The premier also laid out "the four pillars" of China-Latin America cooperation: cementing traditional friendship and mutual trust, upgrading win-win cooperation, expanding people-to-people exchanges and improving overall cooperation mechanisms.
"The ECLAC has been seeking to develop production capacity, and we hope to export high value-added, high-tech products," said ECLAC consultant Anibal Severino.
"This process cannot be achieved by only one country and we need to work together to build a healthy production chain. I am glad to see that China will become a ring of the production chain," he added.
For his part, ECLAC Deputy Executive Secretary Antonio Prado stressed that Li identified some critical points on how to boost Latin America-China cooperation.
The region needs investment in infrastructure that accounts for 5 percent of its gross domestic product, but the current input is below that figure, he said, adding that thus cooperation with China is very important to Latin America.
Obviously, he said, there is space for cooperation, as China has additional capacity in producing machines and building infrastructure, while Latin America has a shortage in this area.
"There is also the possibility of bilateral cooperation in other fields such as science and technology and culture," he said.
"The Chinese experience of regional integration is of great interest to our region, because China has active commercial exchange with Asia-Pacific countries, which means that China boosts its neighbors," Prado said.

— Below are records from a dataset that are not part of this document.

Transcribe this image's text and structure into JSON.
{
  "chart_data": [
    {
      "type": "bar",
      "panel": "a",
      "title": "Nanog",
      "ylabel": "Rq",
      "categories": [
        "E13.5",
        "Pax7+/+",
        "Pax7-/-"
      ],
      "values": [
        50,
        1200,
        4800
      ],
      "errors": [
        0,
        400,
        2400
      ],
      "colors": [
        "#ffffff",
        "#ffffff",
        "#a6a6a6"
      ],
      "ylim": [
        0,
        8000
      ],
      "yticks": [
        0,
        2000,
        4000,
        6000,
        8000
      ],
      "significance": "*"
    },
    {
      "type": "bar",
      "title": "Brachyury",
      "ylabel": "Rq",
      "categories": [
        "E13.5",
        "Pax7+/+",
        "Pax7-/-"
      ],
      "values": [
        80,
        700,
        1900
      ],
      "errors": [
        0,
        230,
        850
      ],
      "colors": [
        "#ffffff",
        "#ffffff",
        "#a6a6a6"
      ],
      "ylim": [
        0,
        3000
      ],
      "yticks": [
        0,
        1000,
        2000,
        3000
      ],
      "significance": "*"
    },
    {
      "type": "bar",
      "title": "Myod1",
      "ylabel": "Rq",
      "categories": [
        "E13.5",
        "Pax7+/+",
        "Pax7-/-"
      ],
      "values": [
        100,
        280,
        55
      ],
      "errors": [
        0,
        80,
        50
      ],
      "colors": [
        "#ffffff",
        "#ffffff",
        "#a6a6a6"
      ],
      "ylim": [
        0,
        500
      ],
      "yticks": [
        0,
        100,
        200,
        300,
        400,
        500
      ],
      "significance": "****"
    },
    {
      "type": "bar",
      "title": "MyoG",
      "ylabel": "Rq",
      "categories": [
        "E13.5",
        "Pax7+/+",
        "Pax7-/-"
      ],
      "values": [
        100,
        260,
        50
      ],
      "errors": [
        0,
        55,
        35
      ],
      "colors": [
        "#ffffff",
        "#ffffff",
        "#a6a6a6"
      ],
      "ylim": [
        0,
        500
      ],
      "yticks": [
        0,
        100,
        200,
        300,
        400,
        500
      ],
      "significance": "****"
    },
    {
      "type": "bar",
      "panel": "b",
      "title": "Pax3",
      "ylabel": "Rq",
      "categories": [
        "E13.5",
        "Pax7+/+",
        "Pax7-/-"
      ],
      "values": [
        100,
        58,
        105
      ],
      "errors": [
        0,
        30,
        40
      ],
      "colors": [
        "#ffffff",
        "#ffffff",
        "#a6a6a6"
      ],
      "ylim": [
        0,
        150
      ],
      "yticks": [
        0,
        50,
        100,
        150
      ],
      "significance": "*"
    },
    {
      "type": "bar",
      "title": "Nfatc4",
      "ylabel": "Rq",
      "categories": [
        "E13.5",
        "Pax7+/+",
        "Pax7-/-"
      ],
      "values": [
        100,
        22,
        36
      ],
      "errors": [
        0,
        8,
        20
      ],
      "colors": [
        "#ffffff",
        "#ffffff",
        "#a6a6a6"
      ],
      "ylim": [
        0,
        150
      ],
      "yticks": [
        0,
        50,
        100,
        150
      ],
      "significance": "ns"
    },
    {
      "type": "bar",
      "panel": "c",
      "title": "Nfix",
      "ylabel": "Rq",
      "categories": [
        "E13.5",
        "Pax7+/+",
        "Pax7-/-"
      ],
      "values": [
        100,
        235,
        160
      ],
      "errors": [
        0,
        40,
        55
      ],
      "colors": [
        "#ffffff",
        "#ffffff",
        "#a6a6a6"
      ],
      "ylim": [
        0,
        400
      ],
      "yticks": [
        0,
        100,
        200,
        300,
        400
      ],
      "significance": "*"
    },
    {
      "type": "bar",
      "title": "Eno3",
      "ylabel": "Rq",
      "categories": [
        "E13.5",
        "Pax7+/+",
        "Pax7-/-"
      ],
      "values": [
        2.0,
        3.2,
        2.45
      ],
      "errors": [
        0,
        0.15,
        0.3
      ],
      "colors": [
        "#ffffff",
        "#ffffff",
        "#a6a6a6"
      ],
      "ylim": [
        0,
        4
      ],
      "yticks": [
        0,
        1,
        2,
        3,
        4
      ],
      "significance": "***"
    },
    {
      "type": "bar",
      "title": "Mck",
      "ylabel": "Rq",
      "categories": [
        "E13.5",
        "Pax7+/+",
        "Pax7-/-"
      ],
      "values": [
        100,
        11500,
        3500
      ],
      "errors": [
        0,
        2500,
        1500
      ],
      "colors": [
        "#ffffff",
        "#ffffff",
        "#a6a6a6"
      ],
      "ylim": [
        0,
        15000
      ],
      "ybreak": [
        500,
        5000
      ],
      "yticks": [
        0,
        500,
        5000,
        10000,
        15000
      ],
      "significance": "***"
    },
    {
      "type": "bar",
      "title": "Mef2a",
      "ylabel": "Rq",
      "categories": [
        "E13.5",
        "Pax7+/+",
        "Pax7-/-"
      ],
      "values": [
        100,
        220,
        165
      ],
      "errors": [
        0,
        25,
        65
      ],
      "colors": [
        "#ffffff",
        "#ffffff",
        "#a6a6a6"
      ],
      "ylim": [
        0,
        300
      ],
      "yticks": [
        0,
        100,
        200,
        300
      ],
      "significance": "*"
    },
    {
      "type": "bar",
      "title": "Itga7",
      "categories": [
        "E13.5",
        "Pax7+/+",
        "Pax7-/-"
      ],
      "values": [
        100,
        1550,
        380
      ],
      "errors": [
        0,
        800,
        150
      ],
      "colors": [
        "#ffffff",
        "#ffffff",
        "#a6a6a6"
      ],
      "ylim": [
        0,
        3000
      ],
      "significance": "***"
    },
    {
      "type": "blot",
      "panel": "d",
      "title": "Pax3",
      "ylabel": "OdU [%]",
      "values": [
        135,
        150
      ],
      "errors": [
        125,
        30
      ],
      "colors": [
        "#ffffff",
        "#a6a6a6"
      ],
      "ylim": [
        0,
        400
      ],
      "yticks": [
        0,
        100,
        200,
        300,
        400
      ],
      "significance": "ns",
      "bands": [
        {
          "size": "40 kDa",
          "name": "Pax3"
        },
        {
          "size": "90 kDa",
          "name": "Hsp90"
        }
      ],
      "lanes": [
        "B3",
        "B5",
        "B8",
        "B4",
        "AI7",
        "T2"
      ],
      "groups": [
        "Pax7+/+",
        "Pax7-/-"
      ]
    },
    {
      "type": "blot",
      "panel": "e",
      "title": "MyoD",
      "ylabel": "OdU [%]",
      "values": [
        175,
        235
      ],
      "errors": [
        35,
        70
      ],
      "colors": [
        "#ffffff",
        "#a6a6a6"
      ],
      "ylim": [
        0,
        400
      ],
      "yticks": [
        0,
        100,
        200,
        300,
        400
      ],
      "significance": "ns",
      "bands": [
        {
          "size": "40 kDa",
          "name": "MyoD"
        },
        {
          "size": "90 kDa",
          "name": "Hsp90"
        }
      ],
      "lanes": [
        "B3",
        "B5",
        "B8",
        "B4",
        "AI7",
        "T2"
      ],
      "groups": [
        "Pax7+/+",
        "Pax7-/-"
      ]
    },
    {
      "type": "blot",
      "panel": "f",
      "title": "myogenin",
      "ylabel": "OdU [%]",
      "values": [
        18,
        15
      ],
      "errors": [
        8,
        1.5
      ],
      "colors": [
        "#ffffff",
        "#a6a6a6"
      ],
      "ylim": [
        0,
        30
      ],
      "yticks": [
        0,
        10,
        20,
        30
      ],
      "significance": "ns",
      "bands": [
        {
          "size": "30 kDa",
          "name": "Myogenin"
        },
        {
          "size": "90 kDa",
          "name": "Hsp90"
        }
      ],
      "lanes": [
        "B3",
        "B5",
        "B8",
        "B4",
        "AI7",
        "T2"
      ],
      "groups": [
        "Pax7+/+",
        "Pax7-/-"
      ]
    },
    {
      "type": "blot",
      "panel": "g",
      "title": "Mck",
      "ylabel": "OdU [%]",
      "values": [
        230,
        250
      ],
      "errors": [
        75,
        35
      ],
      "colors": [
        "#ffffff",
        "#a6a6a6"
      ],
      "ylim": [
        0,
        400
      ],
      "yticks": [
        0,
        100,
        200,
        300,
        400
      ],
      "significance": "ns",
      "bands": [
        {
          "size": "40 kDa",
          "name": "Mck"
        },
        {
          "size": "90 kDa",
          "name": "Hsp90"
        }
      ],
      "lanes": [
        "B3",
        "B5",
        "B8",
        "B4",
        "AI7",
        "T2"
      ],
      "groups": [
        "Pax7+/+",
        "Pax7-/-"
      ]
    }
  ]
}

ECLAC, he added, is very interested in understanding and studying this model of regional integration so as to implement it in Latin America.
On Li's proposal that China and Latin America build a "community of common destiny," he said that the vision is very important and that political will needs to be transformed into concrete things.
To Osvaldo Rosales, director of ECLAC's International Trade and Integration Division, Li's speech gave him the impression that China's cooperation with Latin America is "wholehearted and sincere."
The transition of China-Latin America cooperation and Li's proposal of the three-times-three model, he said, have shown that China is ready to strengthen its investment in Latin America while paying attention to integration with local communities and protection of the environment.
The upgrade from economic and trade cooperation to production capacity cooperation and investment will address the needs of today's Latin American and global economies, which are undergoing a transition, Rosales said.
China is the second largest trade partner of Latin America. In 2014, two-way trade hit 263.6 billion U.S. dollars, a 20-fold increase from 2000. China's investment in the region also surged to more than 80 billion dollars last year.
Li's visit came four months after China and Latin American countries agreed in Beijing to increase their trade to 500 billion dollars by 2025. China also pledged to bring its accumulative investment in the region to 250 billion dollars by then.